Quote from: Duke on 06:11, 12 March 21
To make the Alcon 2020 CPR work with M4 board, you need to remove 8 bytes from the header (which is not part of the documentation I have seen for the CPR format).
See the attached picture and use a hexeditor to remove those 8 bytes.
-  I have made @abalore aware of this issue, but apparently wants to keep the 8 unused bytes (maybe some emulator depends on the fmt\0x20\0\0\0\0 tag).

hello DUKE,

in fact for me it's ok for a RIFF format like CPR...

this is only a dummy chunk 0x666D7420 = "fmt " with 0x00000000 length

so your code should treat like that :
after "RIFF" analisys, etc...

currentChunk=readU32();

switch(currentChunk) {

case 0x414D5321: // "AMS!" - CPR Idetc.breakcase // cbxx ?
etc.break

default : unkown chunk ? skip length of data

the RIFF format is very open and you can add others chunk values in the future version... Skipping unknown chunk, will ensure your code compatibility with all versions ;-) !

GUNHED

Well, my idea would be to post the binary (512 KB EPROM content), so everybody can use it.
http://futureos.de --> Get the revolutionary FutureOS (Update: 2023.11.30)
http://futureos.cpc-live.com/files/LambdaSpeak_RSX_by_TFM.zip --> Get the RSX-ROM for LambdaSpeak :-) (Updated: 2021.12.26)

Joseman

#72
Hi
I post again only to say how great great great game it is.
I play several days a week and never get tired of it.

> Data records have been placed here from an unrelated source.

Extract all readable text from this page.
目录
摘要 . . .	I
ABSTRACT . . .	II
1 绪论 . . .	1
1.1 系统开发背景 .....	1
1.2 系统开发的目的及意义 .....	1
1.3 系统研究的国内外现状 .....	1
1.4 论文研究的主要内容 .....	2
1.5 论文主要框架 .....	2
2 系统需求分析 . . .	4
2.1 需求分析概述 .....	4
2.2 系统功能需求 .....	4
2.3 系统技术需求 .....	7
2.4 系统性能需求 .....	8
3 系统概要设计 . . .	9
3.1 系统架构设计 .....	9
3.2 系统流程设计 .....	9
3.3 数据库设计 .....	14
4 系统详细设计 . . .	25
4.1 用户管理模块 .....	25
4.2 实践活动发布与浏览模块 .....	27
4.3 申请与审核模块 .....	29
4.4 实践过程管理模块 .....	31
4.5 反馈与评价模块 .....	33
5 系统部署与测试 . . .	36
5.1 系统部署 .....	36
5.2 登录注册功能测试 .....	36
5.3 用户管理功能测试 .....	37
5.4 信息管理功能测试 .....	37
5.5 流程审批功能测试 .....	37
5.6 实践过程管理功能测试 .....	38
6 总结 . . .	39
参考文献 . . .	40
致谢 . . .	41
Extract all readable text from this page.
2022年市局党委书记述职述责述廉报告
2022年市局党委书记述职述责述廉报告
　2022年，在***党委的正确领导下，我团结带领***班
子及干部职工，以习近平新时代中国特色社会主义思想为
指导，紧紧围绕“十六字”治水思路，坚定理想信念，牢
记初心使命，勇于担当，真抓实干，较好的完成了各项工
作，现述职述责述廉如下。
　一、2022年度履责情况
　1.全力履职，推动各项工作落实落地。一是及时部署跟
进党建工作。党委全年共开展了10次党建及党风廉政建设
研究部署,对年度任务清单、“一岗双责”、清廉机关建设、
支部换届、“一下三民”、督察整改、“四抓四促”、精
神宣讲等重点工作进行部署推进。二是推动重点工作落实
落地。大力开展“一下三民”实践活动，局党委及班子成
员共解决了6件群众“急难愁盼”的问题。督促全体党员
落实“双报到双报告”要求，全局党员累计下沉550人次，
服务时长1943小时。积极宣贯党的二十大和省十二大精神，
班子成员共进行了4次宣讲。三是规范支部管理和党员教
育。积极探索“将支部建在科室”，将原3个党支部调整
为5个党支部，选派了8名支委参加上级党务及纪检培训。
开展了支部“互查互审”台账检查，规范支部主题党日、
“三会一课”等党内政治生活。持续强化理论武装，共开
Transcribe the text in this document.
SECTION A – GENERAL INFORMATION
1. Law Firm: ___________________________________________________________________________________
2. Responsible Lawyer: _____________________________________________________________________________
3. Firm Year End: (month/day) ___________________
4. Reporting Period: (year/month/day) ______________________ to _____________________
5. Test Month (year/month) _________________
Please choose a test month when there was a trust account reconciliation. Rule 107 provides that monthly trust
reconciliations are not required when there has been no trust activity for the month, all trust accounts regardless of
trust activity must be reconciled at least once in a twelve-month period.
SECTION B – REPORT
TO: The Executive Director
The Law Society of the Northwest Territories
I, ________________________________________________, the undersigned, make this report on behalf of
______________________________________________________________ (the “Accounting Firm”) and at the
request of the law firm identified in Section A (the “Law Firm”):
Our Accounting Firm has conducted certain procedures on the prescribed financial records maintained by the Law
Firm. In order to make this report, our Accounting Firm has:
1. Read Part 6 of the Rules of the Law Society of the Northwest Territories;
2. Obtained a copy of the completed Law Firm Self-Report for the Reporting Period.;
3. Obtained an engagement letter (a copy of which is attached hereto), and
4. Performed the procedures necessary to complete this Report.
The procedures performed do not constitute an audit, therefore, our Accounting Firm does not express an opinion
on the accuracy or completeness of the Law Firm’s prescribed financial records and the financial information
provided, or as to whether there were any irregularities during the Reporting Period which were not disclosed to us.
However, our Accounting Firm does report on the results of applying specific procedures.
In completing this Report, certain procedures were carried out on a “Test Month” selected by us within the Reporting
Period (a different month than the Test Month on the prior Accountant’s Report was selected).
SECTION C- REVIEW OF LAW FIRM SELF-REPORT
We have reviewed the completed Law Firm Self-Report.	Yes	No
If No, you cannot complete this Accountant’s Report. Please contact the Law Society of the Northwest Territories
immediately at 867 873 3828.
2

The speed, the enemy IA, the graphics, music... the little things that are on all levels...
For me one of the best games on CPC, it is like being in front of an arcade machine or console.
Any news about the physical release? Is the game still being tweaked?

Regards

Gryzor

It is great, indeed it's a gem - really love playing it.

Animalgril987

Just crashed my 464 straight away. The screen looks like a call to MC_SET_MODE without SCR_SET_MODE, (hardware and software not in agreement about screen mode), and no keyboard response.


I have a 464 with M4. Normally with OS 1.1 in slot 31 and BASIC 1.1 in slot 0.
So I remove the 8 bytes that @Duke mentioned, in the Alcon file.
Set the M4 to 16 slots only and removed OS 1.1 and BASIC 1.1 ROM images. Reset M4 and CPC, and type |CTR. I just get the above crash.


2nd time, I couldnt even properly reinstall the ROM images via the web interface and had to delete romslots.bin and romconfig.bin from the SD card.